For years, the streets of Accra, Kumasi, and Lagos have doubled as the world’s most vibrant digital film sets. From high-energy dance challenges to razor-sharp comedy skits, West African creators have become the invisible engine powering global TikTok culture.

Yet behind the millions of likes, shares, and viral moments lies an uncomfortable truth:

TikTok’s Creator Fund does not speak Ghanaian.

As of 2026, TikTok’s direct monetization programs — including the Creator Rewards Program — remain locked behind geographical barriers, serving primarily users in the United States, the United Kingdom, and parts of Europe. For creators in Ghana and much of West Africa, this raises a fundamental question of fairness:

If you cannot monetize your sweat, why are you building their empire?

The Value Gap: Who Really Profits?

When a Ghanaian creator uploads a video that goes viral, TikTok wins — every time.

The platform keeps users scrolling longer, harvests valuable behavioral data, and serves ads to global audiences. Meanwhile, the creator whose content fuels this engagement earns zero dollars in direct revenue.

In any other industry, this arrangement would be called exploitation.

In the digital economy, it is casually rebranded as content creation.

West African creators are effectively providing free labor to a multi-billion-dollar tech company while local economies receive none of the dividends.

Why “Influence” Is Not Enough

Defenders of TikTok often point to exposure, brand deals, and visibility. While these benefits exist, they only meaningfully reward the top one percent.

The average creator cannot pay rent with exposure.

The result is cultural output without economic ownership.

The Alternatives: Where the Money Actually Lives

If TikTok will not pay West African creators, then creators must redirect their value elsewhere.

  1. YouTube Shorts & Long-Form Content
    YouTube remains the gold standard for creator monetization. With the YouTube Partner Program available in Ghana, creators can earn real ad revenue in dollars, paid directly into local bank accounts.
  2. Local Monetization Hubs
    Platforms like Selar and Blurbay empower creators to sell digital products, courses, and exclusive content directly to their audience using Mobile Money (MoMo).
  3. Africa-Owned Platforms
    A new generation of Africa-first apps is emerging, prioritizing local engagement, ownership, and sustainable monetization over empty global vanity metrics.

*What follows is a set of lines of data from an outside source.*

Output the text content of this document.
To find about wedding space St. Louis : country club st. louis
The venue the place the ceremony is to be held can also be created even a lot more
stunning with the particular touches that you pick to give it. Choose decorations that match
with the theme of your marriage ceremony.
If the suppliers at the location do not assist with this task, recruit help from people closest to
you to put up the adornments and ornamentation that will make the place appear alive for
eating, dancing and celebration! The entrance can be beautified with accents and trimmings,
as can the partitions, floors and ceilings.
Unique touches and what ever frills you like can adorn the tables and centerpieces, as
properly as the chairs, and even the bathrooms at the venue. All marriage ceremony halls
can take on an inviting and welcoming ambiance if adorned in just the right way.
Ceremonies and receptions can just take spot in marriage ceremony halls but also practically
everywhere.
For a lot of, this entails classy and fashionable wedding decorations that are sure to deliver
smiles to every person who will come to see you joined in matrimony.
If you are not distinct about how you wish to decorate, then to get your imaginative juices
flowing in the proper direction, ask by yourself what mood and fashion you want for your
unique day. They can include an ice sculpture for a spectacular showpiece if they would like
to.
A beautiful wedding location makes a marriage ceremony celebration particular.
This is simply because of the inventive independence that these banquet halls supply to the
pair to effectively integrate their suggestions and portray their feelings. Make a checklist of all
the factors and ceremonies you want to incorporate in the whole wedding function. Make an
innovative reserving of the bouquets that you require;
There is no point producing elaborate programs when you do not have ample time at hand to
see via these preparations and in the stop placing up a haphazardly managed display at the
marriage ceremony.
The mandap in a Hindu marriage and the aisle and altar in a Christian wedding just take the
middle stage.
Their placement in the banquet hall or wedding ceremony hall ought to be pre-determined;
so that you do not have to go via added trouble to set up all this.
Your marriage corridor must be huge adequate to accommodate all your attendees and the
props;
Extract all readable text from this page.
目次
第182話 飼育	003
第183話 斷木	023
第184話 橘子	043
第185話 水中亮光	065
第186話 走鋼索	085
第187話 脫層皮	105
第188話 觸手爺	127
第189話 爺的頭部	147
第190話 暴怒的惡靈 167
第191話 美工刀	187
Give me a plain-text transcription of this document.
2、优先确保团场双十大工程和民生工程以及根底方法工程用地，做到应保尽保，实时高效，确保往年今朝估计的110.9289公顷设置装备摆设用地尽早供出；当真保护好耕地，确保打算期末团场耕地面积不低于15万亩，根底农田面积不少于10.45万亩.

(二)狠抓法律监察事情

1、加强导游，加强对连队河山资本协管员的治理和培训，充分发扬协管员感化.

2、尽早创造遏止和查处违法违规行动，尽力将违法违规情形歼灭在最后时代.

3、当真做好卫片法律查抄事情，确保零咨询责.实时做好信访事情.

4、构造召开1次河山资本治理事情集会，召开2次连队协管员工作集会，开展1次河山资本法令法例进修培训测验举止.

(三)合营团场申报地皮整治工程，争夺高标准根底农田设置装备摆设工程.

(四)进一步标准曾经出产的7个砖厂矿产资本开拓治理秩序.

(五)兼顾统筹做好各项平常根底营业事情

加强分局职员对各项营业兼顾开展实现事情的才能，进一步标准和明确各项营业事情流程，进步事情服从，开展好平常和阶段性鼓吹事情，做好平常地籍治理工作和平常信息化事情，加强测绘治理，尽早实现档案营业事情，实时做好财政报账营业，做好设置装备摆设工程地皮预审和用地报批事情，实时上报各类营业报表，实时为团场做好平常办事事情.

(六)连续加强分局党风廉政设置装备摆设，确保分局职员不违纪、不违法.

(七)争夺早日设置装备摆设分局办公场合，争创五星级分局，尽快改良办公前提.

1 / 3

The Verdict: Time to Pivot

West African creators must stop thinking like users and start thinking like owners.

If a platform refuses to open its wallet to our region, then we should refuse to give it our best work. TikTok can be useful — but only as a billboard, not a home.

The message to the youth of West Africa is clear:

Build your audience where visibility is high, but move your value to platforms that pay you.